26. Jalan pulang-pergi

1.8K 114 11
                                    

"Rumah bisa jadi bukan rumah kalo orang yang tinggal didalamnya gak betah"-PN.

"Ketika rumah yang seharusnya jadi jalan untuk pulang, tapi malah jadi alasan untuk pergi"-PN.

-ARZARA-

Wanita paruh baya itu sedari tadi duduk di ruang tamu sambil menonton tv juga menunggu anaknya pulang.

Tak lama suara pintu terbuka pun terdengar di kedua telinganya. Ia pun segera beranjak menuju pintu depan.

"Sayang, mama nunggu kamu dari tadi. Mama udah masakin makanan kesukaan kamu" Ucapnya dengan senyuman hangat yang terpatri di wajahnya.

Tak ada jawaban.

"Maafin mama ya?"

Tak ada jawaban.

"Arsa mama mohon, jangan kaya gini"

Lelaki dengan seragam yang sudah amburadul itu seolah tak mendengar ucapan wanita yang telah melahirkannya dan melanjutkan langkahnya.

Linda pun menghalangi langkah putranya, "Arsa. Mama minta maaf. Kenapa susah sekali mendapat maaf dari kamu?"

Arsa pun menghela nafas kasar.

"Gausah sok perhatian sama saya. Urus suami dan anakmu saja"

Setelah mengucapkan itu, ia pun kembali melanjutkan langkahnya menuju kamarnya yang berada dilantai 2. Namun, belum saja ia melangkahkan kakinya, wanita paruh baya itu menarik tangannya.

"Arsa. Mama sayang sama kamu. Dan jelas kamu pun anak mama. Maafin mama. Tolong kasih mama kesempatan buat perbaikin semuanya" Ucap Linda dengan lirih.

Arsa pun diam. Tanpa berniat mengeluarkan sepatah katapun.

"Kasih mama kesempatan buat perbaikin semuanya ya, sayang?" Ucap Linda dengan matanya yang mulai memerah.

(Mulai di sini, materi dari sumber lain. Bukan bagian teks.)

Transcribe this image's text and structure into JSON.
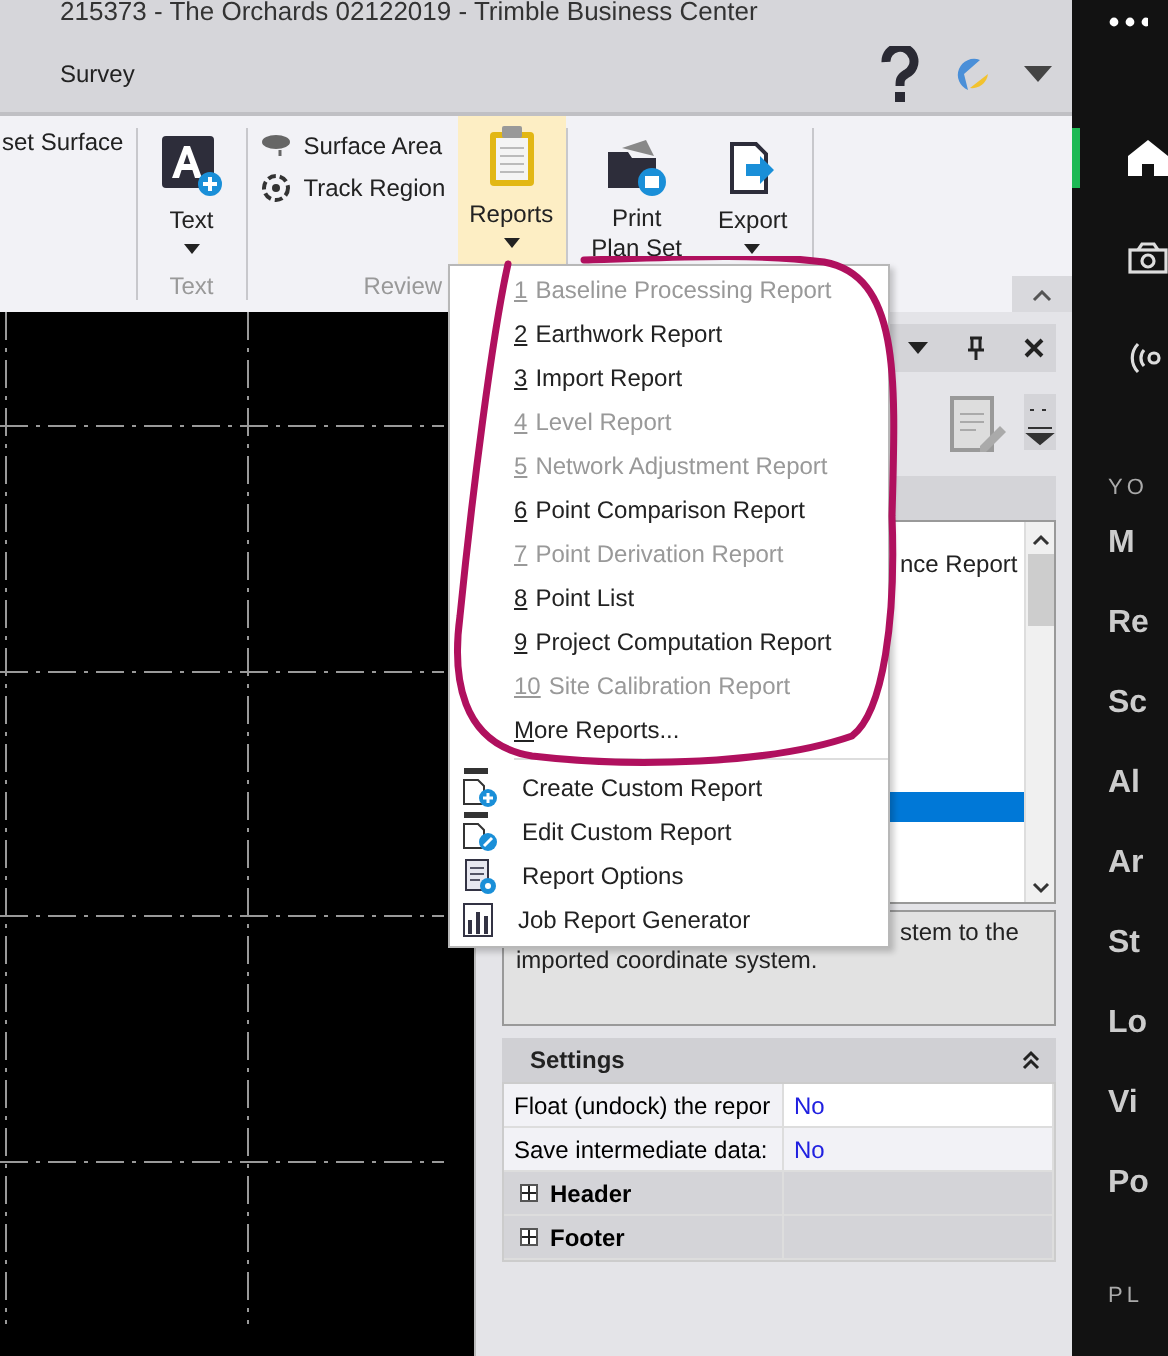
{
  "window": {
    "title": "215373 - The Orchards 02122019 - Trimble Business Center"
  },
  "ribbon_tabs": [
    {
      "label": "Survey",
      "selected": false
    }
  ],
  "ribbon": {
    "cut_item": "set Surface",
    "text_group": {
      "button": "Text",
      "label": "Text"
    },
    "review_group": {
      "items": [
        "Surface Area",
        "Track Region"
      ],
      "reports_button": {
        "label": "Reports",
        "pressed": true
      },
      "label": "Review"
    },
    "print_button": {
      "line_1": "Print",
      "line_2": "Plan Set"
    },
    "export_button": "Export"
  },
  "reports_menu": {
    "items": [
      {
        "kind": "numbered",
        "key": "1",
        "text": "Baseline Processing Report",
        "disabled": true
      },
      {
        "kind": "numbered",
        "key": "2",
        "text": "Earthwork Report",
        "disabled": false
      },
      {
        "kind": "numbered",
        "key": "3",
        "text": "Import Report",
        "disabled": false
      },
      {
        "kind": "numbered",
        "key": "4",
        "text": "Level Report",
        "disabled": true
      },
      {
        "kind": "numbered",
        "key": "5",
        "text": "Network Adjustment Report",
        "disabled": true
      },
      {
        "kind": "numbered",
        "key": "6",
        "text": "Point Comparison Report",
        "disabled": false
      },
      {
        "kind": "numbered",
        "key": "7",
        "text": "Point Derivation Report",
        "disabled": true
      },
      {
        "kind": "numbered",
        "key": "8",
        "text": "Point List",
        "disabled": false
      },
      {
        "kind": "numbered",
        "key": "9",
        "text": "Project Computation Report",
        "disabled": false
      },
      {
        "kind": "numbered",
        "key": "10",
        "text": "Site Calibration Report",
        "disabled": true
      },
      {
        "kind": "mnemonic",
        "key": "M",
        "text": "ore Reports...",
        "disabled": false
      }
    ],
    "actions": [
      {
        "kind": "docx-add",
        "label": "Create Custom Report"
      },
      {
        "kind": "docx-edit",
        "label": "Edit Custom Report"
      },
      {
        "kind": "options",
        "label": "Report Options"
      },
      {
        "kind": "generator",
        "label": "Job Report Generator"
      }
    ]
  },
  "panel": {
    "list_rows": [
      {
        "text": "nce Report",
        "selected": false
      },
      {
        "selected": true
      }
    ],
    "description": [
      "stem to the",
      "imported coordinate system."
    ],
    "settings": {
      "title": "Settings",
      "expanded": true,
      "properties": [
        {
          "name": "Float (undock) the repor",
          "value": "No"
        },
        {
          "name": "Save intermediate data:",
          "value": "No"
        }
      ],
      "groups": [
        {
          "name": "Header",
          "expanded": false
        },
        {
          "name": "Footer",
          "expanded": false
        }
      ]
    }
  },
  "sidebar": {
    "nav": [
      {
        "kind": "home",
        "selected": true
      },
      {
        "kind": "camera",
        "selected": false
      },
      {
        "kind": "broadcast",
        "selected": false
      }
    ],
    "section_1": "YO",
    "items": [
      "M",
      "Re",
      "Sc",
      "Al",
      "Ar",
      "St",
      "Lo",
      "Vi",
      "Po"
    ],
    "section_2": "PL"
  }
}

Ya. Jelas. Arsa tak bisa jika harus melihat ibunya menangis. Sangat tak bisa.

Arsa pun perlahan melepas cekalan tangan Linda.

"Maaf. Saya mau istirahat. Terima kasih sudah meluangkan waktu untuk saya"

Setelah mengucapkan itu, Arsa pun segera melanjutkan langkah kakinya. Anak demi anak tangga ia lewati tanpa berniat melihat ke belakang--dimana ibunya berada.

Semakin ia melangkah, semakin deras air mata yang jatuh membasahi pipi Linda.

Entah kenapa Linda berharap agar waktu diputar kembali saja. Agar ia bisa lebih dekat dengan anaknya. Arsa Anggara.

Ia sangat merindukan senyuman putranya itu. Senyuman yang dulu tanpa berpikir dua kali, tanpa diminta, dan tanpa disuruh, Arsa sudah melakukannya setiap saat.

Tapi mengapa, kini setitik senyuman saja sangat sulit untuk menghiasi wajahnya?

Terutama untuknya.

***

Hari ini adalah hari minggu. Hari dimana Zara tak lepas dengan tempat tidurnya yang begitu empuk dan nyaman.